Parece ser que la mierda procedente de los intestinos del artista Damien Hirst ha fermentado y ha hecho que reviente el envoltorio metálico que la contenía. La vitrina del museo donde se aloja la lata, después de que el museo en cuestión pagara por ella varios millones de dólares en una subasta, ha tenido que ser aseada y aireada. Hay quien afirma que, en realidad, no contenía propiamente mierda, sino yeso. Pero el caso es que, estafa o no, estalló como una burbuja más ante la consternación de los entendidos en arte.

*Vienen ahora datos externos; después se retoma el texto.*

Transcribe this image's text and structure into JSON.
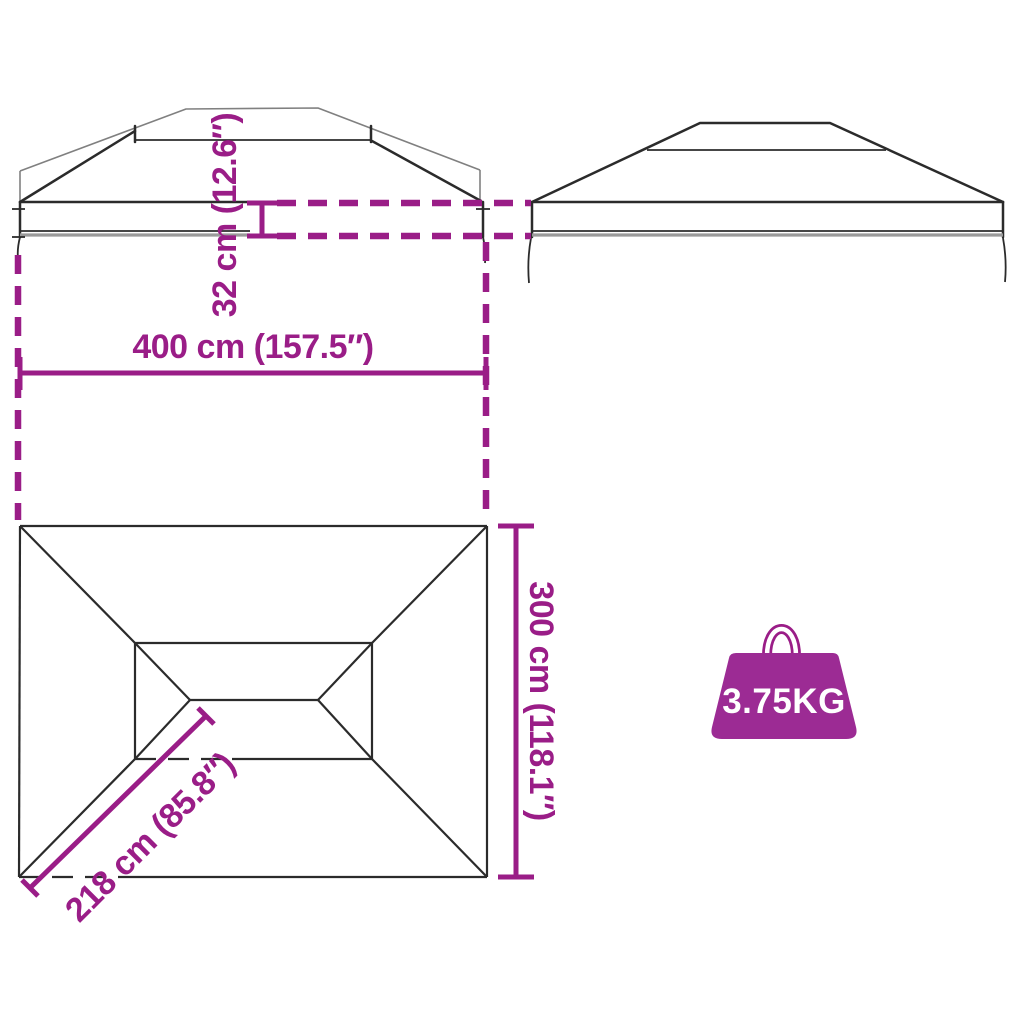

Como metáfora del mal olor que nos rodea, la lata de Hirst reunía todas las condiciones para convertirse en un icono de la posmodernidad. Era, en primer lugar, algo, una sustancia natural en contraste con el ambiente más bien vacío y profiláctico que hoy se respira en el mundo del arte y en el mundo en general. Era por otro lado una depurada expresión escatológica de narcisismo, tan exagerado en el arte de nuestros días. Tenía además el sello de la materialidad, un aspecto especialmente añorado en un mundo que ha renunciado a todo contacto sensible, ya que las emociones se experimentan ahora mayormente en los ámbitos virtuales de la red. Finalmente, era una representación publicitaria, una mercancía bajo la forma de producto comercial.

No sabemos si el siniestro habrá devaluado el precio de la lata y si los marchantes -y el propio artista- han rendido cuentas de lo sucedido (se dice que Hirst y su equipo pujaban en las subastas, pues lo suyo no era únicamente fabricar arte sino también colocarlo cumplidamente en el mercado). Pero no es la única explosión de la que tenemos noticia, desde luego.

Lo más parecido a la lata de Hirst, solo que mucho más grande, son las hedge-found, que como su nombre indica son elegantes artificios financieros rellenos de auténtica basura que se sirven enlatados y que los marchantes del dinero venden a precio de oro. Pasan directamente de los intestinos de los artistas de las finanzas a la boca y los estómagos de ávidos consumidores de productos especulativos, hasta que la lata estalla y los abundantes restos de material orgánico se esparcen entre la gente.

A menor escala, nuestra querida entidad local de ahorros resulta que acabó siendo una lata de parecido tenor. Tuvo antaño todos los atributos para ser considerada un buen producto. Era algo arraigado, real. Era la expresión del ahorro de la gente que luego revertía en forma de servicios de alguna manera necesarios. Generaba respeto y confianza y lucía brillante como una estrella.

Pero un buen día aquella caja empezó a llenarse de una materia corruptible que empezaba a oler a podrido. Políticos y comparsas se habían dedicado a meter la mano en sus interioridades y a acumular basura en sus partes bajas. Ejecutivos y administradores, deslumbrados por los suculentos negocios abiertos a la innovación y a ganancias sin fin, se coaligaron con empresarios insaciables en su loca carrera por sacar provecho del último metro cuadrado. La estrella se precipitó de lo alto. Las costuras de aquella caja, que se presumían a toda prueba, reventaron.

Como en el caso de la lata de Hirst, nadie parece de momento concernido por el cataclismo de nuestra querida entidad. Los máximos responsables, por este orden de prioridad: el gobierno del pepé de la Generalitat, el gabinete de alta dirección con sus consejeros al completo comandados por su presidente, los ejecutivos y el Banco de España, miran hacia otro lado mientras se tapan la nariz. Ahora, la basura ha sido recogida por los ciudadanos que con sus impuestos adelantan el dinero de su nacionalización. Pronto la endosarán al mejor postor, a precio de saldo, como debe ser.